Online Reporter
Herald Reporter
FBC Holdings has attained ISO/IEC 27001:2022 certification, an internationally recognised standard for information security management systems, marking a major milestone in the group’s efforts to strengthen information security, governance and risk management.
The certification covers the group’s operations, including FBC Bank, Crown Bank, MicroPlan, FBC Insurance, FBC Reinsurance and FBC Securities.
In a statement yesterday, FBC Holdings said the certification was achieved following months of preparation, independent audits, comprehensive risk assessments and organisation-wide collaboration involving teams across the group.
ISO/IEC 27001:2022, developed by the International Organisation for Standardisation (ISO), provides a framework for identifying, assessing and managing information security risks while ensuring organisations implement appropriate controls to protect sensitive information.
FBC Holdings Group chief executive Mr Trynos Kufazvinei said the certification reflected the group’s commitment to protecting information entrusted to it by customers, employees, shareholders and other stakeholders.
“The attainment of ISO/IEC 27001 certification is a landmark achievement for FBC Holdings and reflects our unwavering commitment to protecting the information entrusted to us by our customers, staff members, shareholders and stakeholders,” he said.

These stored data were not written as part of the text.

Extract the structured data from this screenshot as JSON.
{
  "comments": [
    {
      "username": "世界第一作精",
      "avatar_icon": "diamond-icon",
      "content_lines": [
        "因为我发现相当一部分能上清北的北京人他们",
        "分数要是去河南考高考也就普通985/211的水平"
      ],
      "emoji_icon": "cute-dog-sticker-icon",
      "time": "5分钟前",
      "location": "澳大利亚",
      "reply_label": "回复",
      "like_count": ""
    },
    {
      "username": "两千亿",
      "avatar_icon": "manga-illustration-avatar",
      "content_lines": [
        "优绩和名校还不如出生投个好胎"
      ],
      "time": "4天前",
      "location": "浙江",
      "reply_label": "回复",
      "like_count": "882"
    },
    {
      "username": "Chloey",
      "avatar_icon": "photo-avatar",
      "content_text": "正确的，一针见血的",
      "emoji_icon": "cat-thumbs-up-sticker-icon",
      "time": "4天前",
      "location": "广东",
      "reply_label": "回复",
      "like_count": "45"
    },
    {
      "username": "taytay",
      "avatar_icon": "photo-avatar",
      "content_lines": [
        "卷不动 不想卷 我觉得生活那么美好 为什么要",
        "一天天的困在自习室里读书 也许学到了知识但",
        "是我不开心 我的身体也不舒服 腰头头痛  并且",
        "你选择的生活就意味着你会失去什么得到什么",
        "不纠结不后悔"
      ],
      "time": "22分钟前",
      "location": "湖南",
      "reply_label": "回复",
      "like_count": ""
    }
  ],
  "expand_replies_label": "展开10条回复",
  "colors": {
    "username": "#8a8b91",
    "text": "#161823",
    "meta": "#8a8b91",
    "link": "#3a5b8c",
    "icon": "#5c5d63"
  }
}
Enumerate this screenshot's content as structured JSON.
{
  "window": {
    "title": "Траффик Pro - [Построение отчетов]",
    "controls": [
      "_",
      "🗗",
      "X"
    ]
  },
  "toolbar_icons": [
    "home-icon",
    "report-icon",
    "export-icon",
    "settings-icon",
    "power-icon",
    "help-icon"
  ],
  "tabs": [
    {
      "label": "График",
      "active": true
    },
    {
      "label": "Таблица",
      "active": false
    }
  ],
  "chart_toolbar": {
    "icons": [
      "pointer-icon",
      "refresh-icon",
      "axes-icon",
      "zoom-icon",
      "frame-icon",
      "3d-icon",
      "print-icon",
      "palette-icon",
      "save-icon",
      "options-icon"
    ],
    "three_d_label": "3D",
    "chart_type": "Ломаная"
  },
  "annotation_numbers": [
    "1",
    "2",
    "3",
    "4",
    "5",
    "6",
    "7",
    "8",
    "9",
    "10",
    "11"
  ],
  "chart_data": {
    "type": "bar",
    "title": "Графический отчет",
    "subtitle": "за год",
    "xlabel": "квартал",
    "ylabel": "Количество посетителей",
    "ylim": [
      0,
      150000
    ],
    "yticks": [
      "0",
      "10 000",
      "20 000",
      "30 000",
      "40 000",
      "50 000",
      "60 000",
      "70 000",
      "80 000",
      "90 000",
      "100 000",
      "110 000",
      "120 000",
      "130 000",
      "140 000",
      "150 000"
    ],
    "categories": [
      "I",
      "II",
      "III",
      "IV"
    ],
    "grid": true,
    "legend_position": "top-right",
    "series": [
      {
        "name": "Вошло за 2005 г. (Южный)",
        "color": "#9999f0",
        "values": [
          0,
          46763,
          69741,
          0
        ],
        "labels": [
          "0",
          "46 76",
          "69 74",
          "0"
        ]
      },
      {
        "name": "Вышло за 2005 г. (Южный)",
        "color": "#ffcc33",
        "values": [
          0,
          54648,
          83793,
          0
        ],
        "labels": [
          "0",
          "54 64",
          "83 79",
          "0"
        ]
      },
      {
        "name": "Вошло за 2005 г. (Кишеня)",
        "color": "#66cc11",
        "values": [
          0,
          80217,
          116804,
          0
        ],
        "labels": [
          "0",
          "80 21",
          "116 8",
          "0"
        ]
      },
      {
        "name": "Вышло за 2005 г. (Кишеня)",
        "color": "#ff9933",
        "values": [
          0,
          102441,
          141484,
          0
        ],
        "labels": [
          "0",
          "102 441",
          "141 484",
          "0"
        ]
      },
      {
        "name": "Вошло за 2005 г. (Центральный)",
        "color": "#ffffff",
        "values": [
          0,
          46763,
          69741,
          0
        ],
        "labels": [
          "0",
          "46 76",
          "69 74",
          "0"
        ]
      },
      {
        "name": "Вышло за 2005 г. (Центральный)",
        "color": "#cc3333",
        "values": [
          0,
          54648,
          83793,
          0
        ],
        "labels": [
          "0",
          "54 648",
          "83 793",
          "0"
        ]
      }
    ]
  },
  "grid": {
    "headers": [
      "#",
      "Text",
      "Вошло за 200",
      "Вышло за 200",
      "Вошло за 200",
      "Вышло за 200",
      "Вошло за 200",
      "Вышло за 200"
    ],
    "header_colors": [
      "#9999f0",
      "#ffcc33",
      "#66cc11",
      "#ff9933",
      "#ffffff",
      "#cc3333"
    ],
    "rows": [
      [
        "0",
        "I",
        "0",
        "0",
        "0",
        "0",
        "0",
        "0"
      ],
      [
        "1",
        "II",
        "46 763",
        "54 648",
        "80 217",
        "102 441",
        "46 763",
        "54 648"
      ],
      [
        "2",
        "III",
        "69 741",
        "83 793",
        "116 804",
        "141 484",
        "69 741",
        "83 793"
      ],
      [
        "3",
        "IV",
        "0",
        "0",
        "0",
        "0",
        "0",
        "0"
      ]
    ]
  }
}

“In an increasingly digital and interconnected world, information security is not merely a technical requirement; it is a strategic imperative. This certification demonstrates that we have embedded internationally recognised best practices into our operations and reinforces our promise that our customers can engage with us confidently, knowing that their information remains secure.”
FBC Holdings said information security had become increasingly important as the group manages customer data, financial transactions and other sensitive records across its diversified financial services operations.
The group said the certification demonstrates that it has implemented a mature information security management system supported by robust security controls, comprehensive risk management processes and strong governance frameworks.